In 2018, I established an executive initiative called The Law Department as a Business Enabler. Throughout the year, the initiative spotlighted shared experiences and success stories related to how several in-house legal executives based in the US Midwest Region work to advance their corporate law department’s mission. I rounded out a very successful year for the initiative with an executive roundtable that I hosted on December 6 in Chicago. The roundtable was co-sponsored by Morae Global.
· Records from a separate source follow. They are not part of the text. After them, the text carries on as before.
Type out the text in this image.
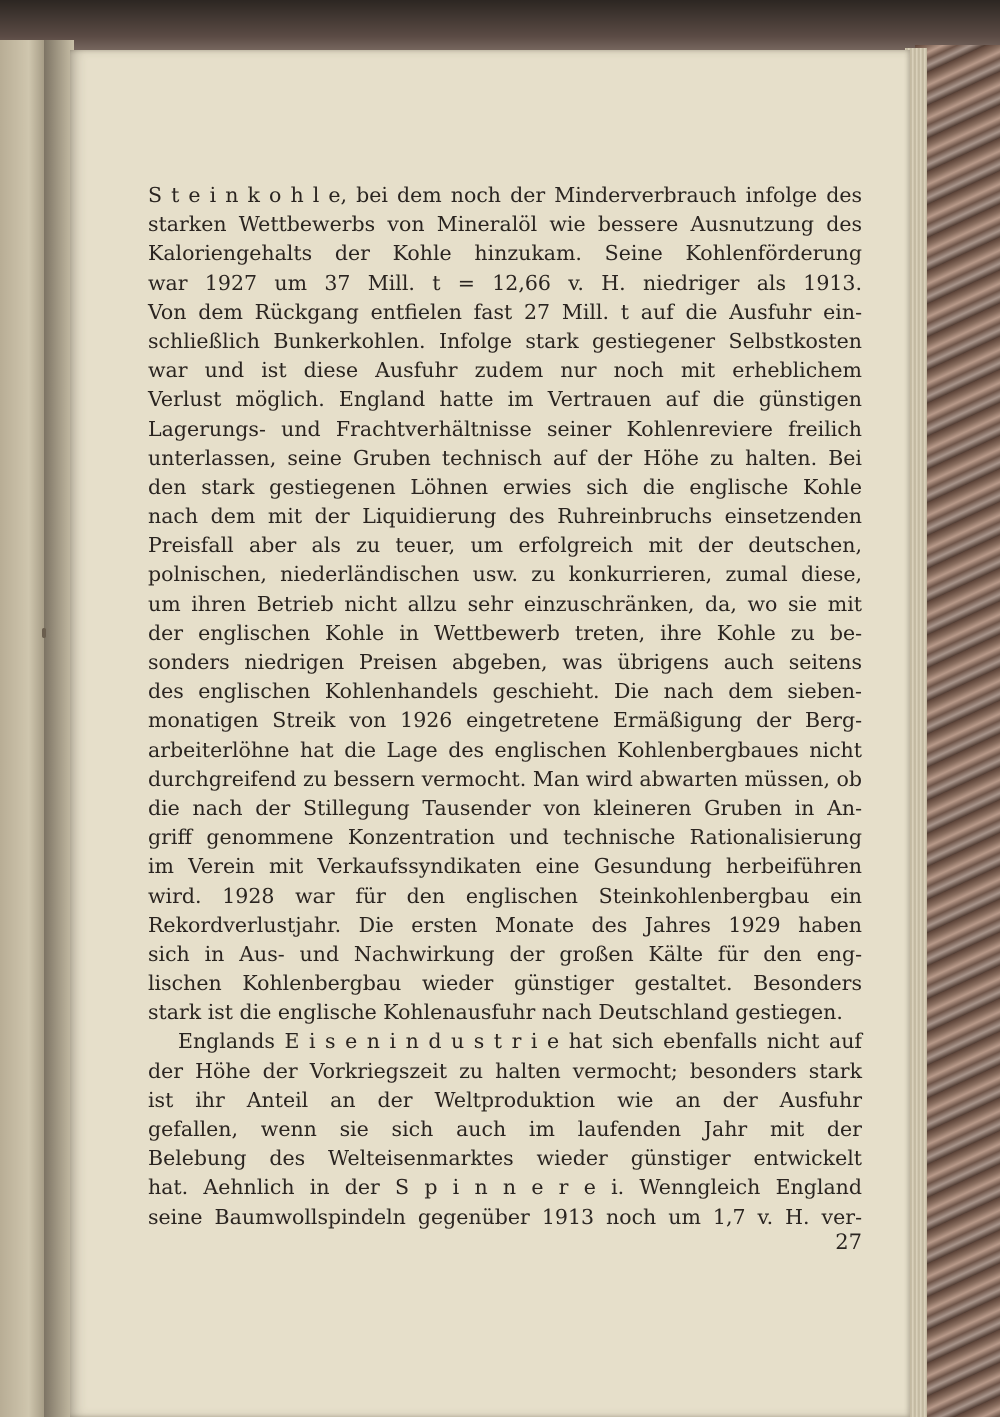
S t e i n k o h l e, bei dem noch der Minderverbrauch infolge des
starken Wettbewerbs von Mineralöl wie bessere Ausnutzung des
Kaloriengehalts der Kohle hinzukam. Seine Kohlenförderung
war 1927 um 37 Mill. t = 12,66 v. H. niedriger als 1913.
Von dem Rückgang entfielen fast 27 Mill. t auf die Ausfuhr ein-
schließlich Bunkerkohlen. Infolge stark gestiegener Selbstkosten
war und ist diese Ausfuhr zudem nur noch mit erheblichem
Verlust möglich. England hatte im Vertrauen auf die günstigen
Lagerungs- und Frachtverhältnisse seiner Kohlenreviere freilich
unterlassen, seine Gruben technisch auf der Höhe zu halten. Bei
den stark gestiegenen Löhnen erwies sich die englische Kohle
nach dem mit der Liquidierung des Ruhreinbruchs einsetzenden
Preisfall aber als zu teuer, um erfolgreich mit der deutschen,
polnischen, niederländischen usw. zu konkurrieren, zumal diese,
um ihren Betrieb nicht allzu sehr einzuschränken, da, wo sie mit
der englischen Kohle in Wettbewerb treten, ihre Kohle zu be-
sonders niedrigen Preisen abgeben, was übrigens auch seitens
des englischen Kohlenhandels geschieht. Die nach dem sieben-
monatigen Streik von 1926 eingetretene Ermäßigung der Berg-
arbeiterlöhne hat die Lage des englischen Kohlenbergbaues nicht
durchgreifend zu bessern vermocht. Man wird abwarten müssen, ob
die nach der Stillegung Tausender von kleineren Gruben in An-
griff genommene Konzentration und technische Rationalisierung
im Verein mit Verkaufssyndikaten eine Gesundung herbeiführen
wird. 1928 war für den englischen Steinkohlenbergbau ein
Rekordverlustjahr. Die ersten Monate des Jahres 1929 haben
sich in Aus- und Nachwirkung der großen Kälte für den eng-
lischen Kohlenbergbau wieder günstiger gestaltet. Besonders
stark ist die englische Kohlenausfuhr nach Deutschland gestiegen.
Englands E i s e n i n d u s t r i e hat sich ebenfalls nicht auf
der Höhe der Vorkriegszeit zu halten vermocht; besonders stark
ist ihr Anteil an der Weltproduktion wie an der Ausfuhr
gefallen, wenn sie sich auch im laufenden Jahr mit der
Belebung des Welteisenmarktes wieder günstiger entwickelt
hat. Aehnlich in der S p i n n e r e i. Wenngleich England
seine Baumwollspindeln gegenüber 1913 noch um 1,7 v. H. ver-
27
I facilitated a discussion with executives from a number of leading organizations including:
United Airlines
Microsoft
JBT Corporation
Guaranteed Rate
Jones Lang LaSalle
Illinois Medical District
ClariLegal
TJM Institutional Services
Motorola Solutions
American Medical Association
Archer Daniels Midland Company
The Kraft Heinz Company
Key Takeaways from the Discussion:
What are the Practical Legal and Business Considerations in Exploring the Corporate Law Department’s Mission to Protect and Enable the Business: Start with the Mission, Right People, Right Process, Right Systems… and a Business Partner Approved Scorecard?
- Law Department Mission:
- Many organizations have a mission statement, yet, their law departments do not. Whether a law department has a mission statement or not, the group agreed that some business partners still come up with their own impressions of the law department with the following negative characterizations discussed: The No Function; The Sales Prevention Team; Just a Cost Center; Expensive Risk Management; The Revenue Hold Up Department.
- The group agreed that law departments should focus on mission statements that demonstrate the commitment to a more strategic relationship with the business with these characterizations discussed most often: Trusted Advisor, Relationship-Driven, Problem Solver, and Business Partner. One insightful input: “Everything is a business decision till it can no longer be”.
- Right People:
- The group discussed the challenge of “cultural fit” when recruiting and retaining legal professionals, both for in-house responsibilities and outside counsel relationships. The group consensus was that it is more effective to assess “cultural enhancement” as opposed to just “cultural fit”. For example, does a new in-house hire’s skills enhance the law department’s ability to bring more work in-house? Another example, does outside counsel meet diverse staffing requirements?
- Beyond having the requisite technical skills (“hard skill”) to do the job, the most popular “soft skill” characteristics that the group focused on were: Empathetic, Flexible, Curious, Resilient, and Having a Value Mindset.
- Right Process:
- The group discussed insights on how law departments can better align with enterprise objectives during the annual strategic planning process. This process would likely vary across industries and organizations, but one insight was to build a law department’s goals for the year using the same language as the business partner’s goals. For example, if the business partner has a focus on “New Customers”, the law department can organize its contract management process to be more responsive to new customer agreements.
- Right Systems:
- Most of the group had a contract management system in place
- Less than half of the group had a matter management system in place
- The group discussed systems that could help law departments provide self-service solutions to their business partners. The most popular workflow items for self-service solutions were: Non-Disclosure Agreements (NDAs), Certain Sales and Procurement Agreements (such as Pricing Agreements), and other workflow items where the approval process can be documented and then automated.
- Measuring and Communicating the Law Department’s Value to the Business:
- Is cost certainty better than cost containment? Yes, according to the group.
- One insight was to revamp the outside counsel program based on the following specifications and requirements: Alternative Fee Arrangements (AFA), Diversity, and Legal Technology
- Speaking of AFA, the group came up with a new definition of AFA, replace “Alternative” with “Appropriate”
- Is it valuable to organize 1-on-1 conversations with specific business partners to get performance feedback? Yes. The group agreed that the best conversations were the ones structured to be somewhat informal but still open and transparent e.g. Let’s have lunch or grab coffee.
- Do end of year surveys help? Yes. The group agreed that the survey questions can be a mix of qualitative and quantitative questions.
- What are some of the characteristics of good metrics?
- They are time bound.
- They take into consideration leading and lagging performance indicators. For example, if the enterprise has an Employee Engagement metric, the law department should be able to report on how it is impacting that metric with a reference to the “Number of employees trained on our sexual harassment policy in 2018”.
- Furthermore, good metrics help law departments in the journey of “being innovative”. The group discussed how innovation applies to both the Legal function’s approach (e.g. being enabled by technology) but also being creative in problem solving.
- Is it helpful to document certain legal wins throughout the year, perhaps on an intranet or internal newsletter? Yes.
- Is it helpful to share lessons learned? Yes, but the law department should limit this to specific stakeholders.
- Is it worthwhile to create annual performance plans with outside counsel? The group agreed that this is worthwhile. Whether outside or in-house, these resources are all involved in the provision of legal services to the corporation and should be measured in the same spirit, and with similar business principles in mind.
- Is cost certainty better than cost containment? Yes, according to the group.